Three years ago this month, the streaming industry became aware of the necessity for a more environmentally friendly approach to streaming.
Since then, several companies and organizations have gone beyond mere lip service and actively pursued solutions for sustainable streaming to reduce overall energy consumption and its environmental impact.
To shed light on these developments, we will focus on key practical areas that working groups within a relatively new industry organization are utilizing to shape discussions around various aspects of the streaming workflow. These include encoding, delivery, and recommendations for end-user devices.
For those unfamiliar, the organization known as Greening of Streaming (GoS), founded by Dom Robinson, takes its name from a significant article that Dom and the author co-wrote for Streaming Media magazine in May 2020.

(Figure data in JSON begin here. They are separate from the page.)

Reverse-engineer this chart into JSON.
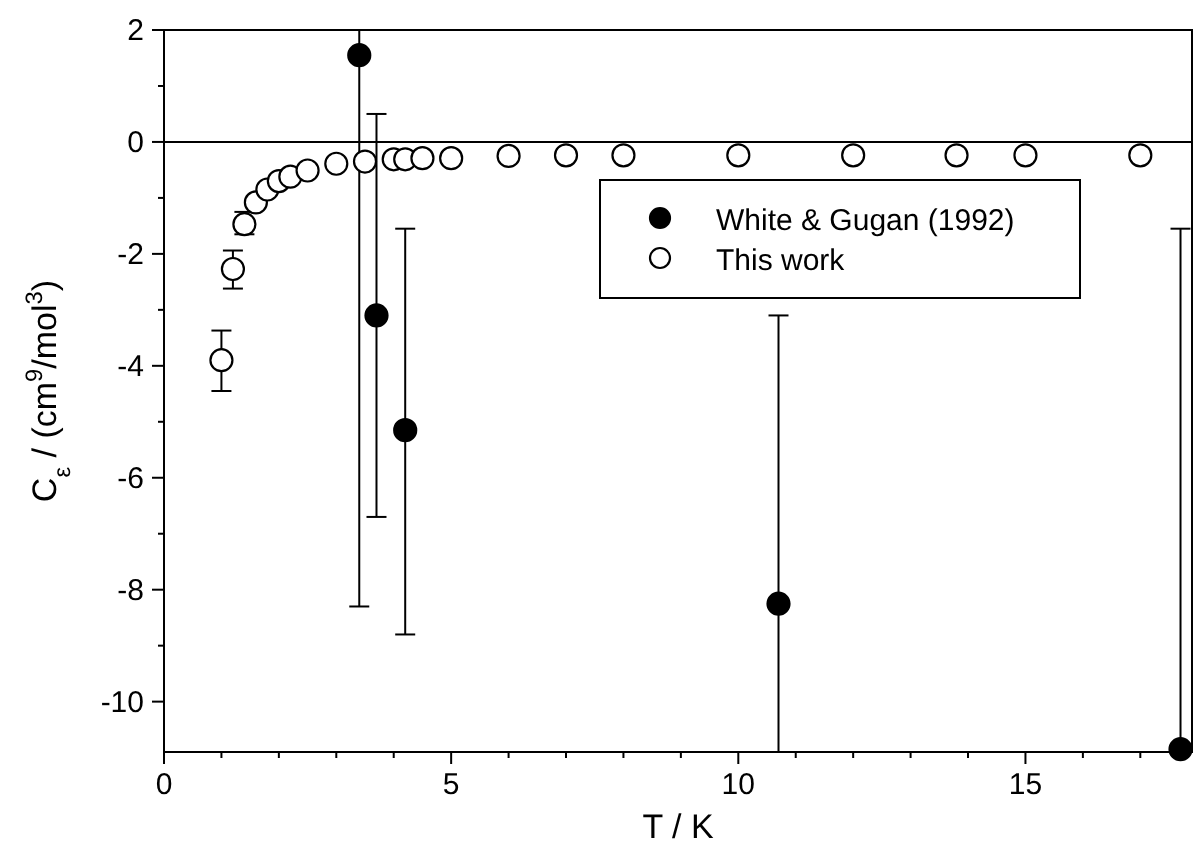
{
  "chart_data": {
    "type": "scatter",
    "xlabel": "T / K",
    "ylabel": "C$_{ε}$ / (cm$^{9}$/mol$^{3}$)",
    "xlim": [
      0,
      17.9
    ],
    "ylim": [
      -10.9,
      2
    ],
    "xticks": [
      0,
      {
        "value": 1,
        "label": null
      },
      {
        "value": 2,
        "label": null
      },
      {
        "value": 3,
        "label": null
      },
      {
        "value": 4,
        "label": null
      },
      5,
      {
        "value": 6,
        "label": null
      },
      {
        "value": 7,
        "label": null
      },
      {
        "value": 8,
        "label": null
      },
      {
        "value": 9,
        "label": null
      },
      10,
      {
        "value": 11,
        "label": null
      },
      {
        "value": 12,
        "label": null
      },
      {
        "value": 13,
        "label": null
      },
      {
        "value": 14,
        "label": null
      },
      15,
      {
        "value": 16,
        "label": null
      },
      {
        "value": 17,
        "label": null
      }
    ],
    "yticks": [
      2,
      {
        "value": 1,
        "label": null
      },
      0,
      {
        "value": -1,
        "label": null
      },
      -2,
      {
        "value": -3,
        "label": null
      },
      -4,
      {
        "value": -5,
        "label": null
      },
      -6,
      {
        "value": -7,
        "label": null
      },
      -8,
      {
        "value": -9,
        "label": null
      },
      -10
    ],
    "ref_lines": [
      {
        "axis": "y",
        "value": 0,
        "color": "#000000"
      }
    ],
    "legend": "top right",
    "grid": false,
    "marker": "circle",
    "series": [
      {
        "name": "White & Gugan (1992)",
        "color": "#000000",
        "x": [
          3.4,
          3.7,
          4.2,
          10.7,
          17.7
        ],
        "values": [
          1.55,
          -3.1,
          -5.15,
          -8.25,
          -10.85
        ],
        "errors": [
          [
            -8.3,
            2
          ],
          [
            -6.7,
            0.5
          ],
          [
            -8.8,
            -1.55
          ],
          [
            -10.9,
            -3.1
          ],
          [
            -10.9,
            -1.55
          ]
        ]
      },
      {
        "name": "This work",
        "color": "#ffffff",
        "x": [
          1.0,
          1.2,
          1.4,
          1.6,
          1.8,
          2.0,
          2.2,
          2.5,
          3.0,
          3.5,
          4.0,
          4.2,
          4.5,
          5.0,
          6.0,
          7.0,
          8.0,
          10.0,
          12.0,
          13.8,
          15.0,
          17.0
        ],
        "values": [
          -3.9,
          -2.27,
          -1.47,
          -1.08,
          -0.85,
          -0.7,
          -0.62,
          -0.51,
          -0.39,
          -0.35,
          -0.31,
          -0.31,
          -0.29,
          -0.29,
          -0.25,
          -0.24,
          -0.24,
          -0.24,
          -0.24,
          -0.24,
          -0.24,
          -0.24
        ],
        "errors": [
          [
            -4.45,
            -3.37
          ],
          [
            -2.62,
            -1.94
          ],
          [
            -1.65,
            -1.25
          ],
          null,
          null,
          null,
          null,
          null,
          null,
          null,
          null,
          null,
          null,
          null,
          null,
          null,
          null,
          null,
          null,
          null,
          null,
          null
        ]
      }
    ]
  }
}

In that article, they advocated for industry-wide discussions and actions to create streaming media delivery solutions that consider not only pricing and performance, which are critical factors in the success of streaming for on-demand and live-linear content distribution, but also solutions designed with a third element in mind: power efficiency.
The GoS organization
This organization consists of prominent operators, service providers, and technology vendors within the streaming industry. Its primary objective is to enhance energy efficiency and sustainability in streaming services’ architecture and design. It emphasizes the importance of considering power efficiency as a significant design factor alongside price and performance in system development.
Greening of Streaming, established in 2021 as a consortium for sustainable media, recently received the prestigious 2023 NAB Show Excellence in Sustainability Award in the Leadership category.

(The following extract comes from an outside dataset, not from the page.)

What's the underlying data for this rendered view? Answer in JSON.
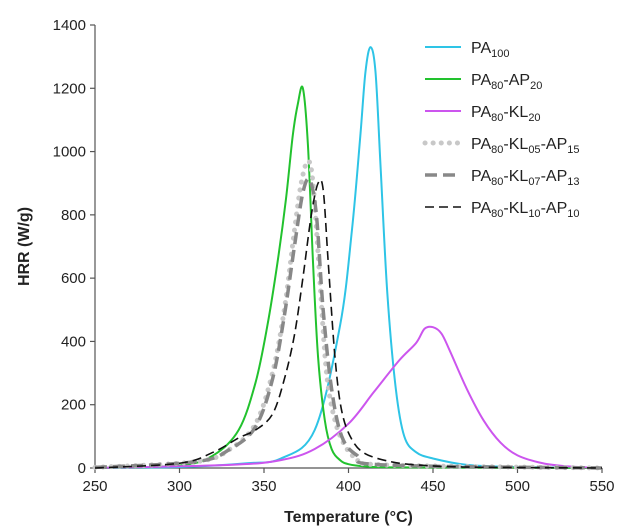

GoS operates numerous active international working groups, drawing expertise from academic institutions, non-governmental research and policy organizations (NGOs), and representatives from all segments of the streaming industry workflow. It is not an accreditation or offsetting group, nor does it function as a standards development organization (SDO). However, many of its members also participate in SDO committees across various industry standards organizations.
Fundamentally, GoS operates as a user group (UG) driven by the industry, aiming to shape the perception and influence the development of streaming-related technical standards through ongoing research into best practices for stream acquisition and delivery. Its primary objective is to advocate for energy efficiency to be recognized as a primary and essential key performance indicator (KPI) by standards development organizations (SDOs).

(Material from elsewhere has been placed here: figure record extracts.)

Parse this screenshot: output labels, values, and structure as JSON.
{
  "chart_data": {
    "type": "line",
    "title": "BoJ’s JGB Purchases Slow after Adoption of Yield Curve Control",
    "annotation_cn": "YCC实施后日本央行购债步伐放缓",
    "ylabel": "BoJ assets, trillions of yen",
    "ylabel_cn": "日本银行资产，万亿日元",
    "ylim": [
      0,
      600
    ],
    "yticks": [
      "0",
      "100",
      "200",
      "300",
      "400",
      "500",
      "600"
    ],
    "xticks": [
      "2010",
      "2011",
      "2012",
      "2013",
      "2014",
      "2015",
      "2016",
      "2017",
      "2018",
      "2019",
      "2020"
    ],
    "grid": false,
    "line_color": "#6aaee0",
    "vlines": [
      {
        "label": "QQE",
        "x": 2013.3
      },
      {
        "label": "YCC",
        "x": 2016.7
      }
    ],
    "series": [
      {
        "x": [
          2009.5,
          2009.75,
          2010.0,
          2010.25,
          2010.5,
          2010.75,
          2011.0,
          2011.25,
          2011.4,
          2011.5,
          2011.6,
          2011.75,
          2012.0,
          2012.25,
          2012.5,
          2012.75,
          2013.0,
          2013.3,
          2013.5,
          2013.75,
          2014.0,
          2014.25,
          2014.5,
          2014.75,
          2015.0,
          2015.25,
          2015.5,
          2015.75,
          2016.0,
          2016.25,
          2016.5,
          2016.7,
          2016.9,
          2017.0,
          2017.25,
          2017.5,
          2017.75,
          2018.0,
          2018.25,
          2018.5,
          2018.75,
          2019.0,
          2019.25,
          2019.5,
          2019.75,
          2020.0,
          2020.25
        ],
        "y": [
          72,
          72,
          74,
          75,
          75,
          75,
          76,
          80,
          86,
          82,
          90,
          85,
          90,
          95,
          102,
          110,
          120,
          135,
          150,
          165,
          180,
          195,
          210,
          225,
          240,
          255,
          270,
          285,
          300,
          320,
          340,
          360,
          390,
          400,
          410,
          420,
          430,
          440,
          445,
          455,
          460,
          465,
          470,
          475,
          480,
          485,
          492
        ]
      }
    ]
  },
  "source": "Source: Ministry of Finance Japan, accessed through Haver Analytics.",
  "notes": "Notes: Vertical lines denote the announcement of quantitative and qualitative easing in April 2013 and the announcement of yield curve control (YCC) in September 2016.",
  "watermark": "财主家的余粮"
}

Of particular significance in the streaming industry is the LESS accord, an initiative spearheaded by GoS. It serves as both a practical premise and a call to action, urging broader participation and collaboration throughout the industry to achieve low-energy sustainable streaming practices.
The concept of sustainability in media
This concept delivery has been supported by scientific research for over a decade, with founding members of GoS actively involved in fundamental studies on this subject. However, progress in implementing sustainable practices has often been slow.
An illustration of this slow progress can be seen in a research project that focused on the power consumption of in-home digital video recorders (DVRs) in legacy on-demand content distribution for MVPD, over-the-air (OTA), and direct-to-home (DTH) distribution.
The research
The research formed the basis of the industry’s Base Case in 2012, which estimated DVR consumption. Remarkably, this estimate still holds true today.
It revealed that in-home DVRs alone consumed power equivalent to three nuclear power stations in the continental United States.
This estimation was based on the fact that most in-home DVRs consumed approximately 33 watts of energy per hour when in use (averaging 14 hours per day for a total of 169 kWh per year) and a similar amount of power (31 watts) during the 10-hour sleep cycle.
The primary difference between active and sleep modes was a dimming of the DVR’s screen, while the hard drives continued to spin and record content, which research found was often left unwatched by consumers.
Surprisingly, consumers returned to their televisions to watch other content instead of catching up on the recorded programs, even if they were not present at home.
This high-power-consumption approach stemmed from a flawed use-case assumption. The industry believed that consumers would not tolerate the 3-4 seconds required for a device to wake up from an actual sleep mode and spin up the hard drives to access previously recorded content.
As a result, the hard drives of DVRs continued to operate, and the power consumption level never dropped to a true sleep cycle of 3-4 watts.
Nevertheless, these findings served as a significant wake-up call, leading to a voluntary industry agreement known as the Set-Top Box Voluntary Agreement.
First signed in 2013, this agreement aimed to address power consumption and covered set-top boxes provided by cable, satellite, or telephone companies, which serve over 90% of the U.S. pay TV market.
It was revised in 2018 and extended last year, with the coverage of device power consumption now extended until 2025.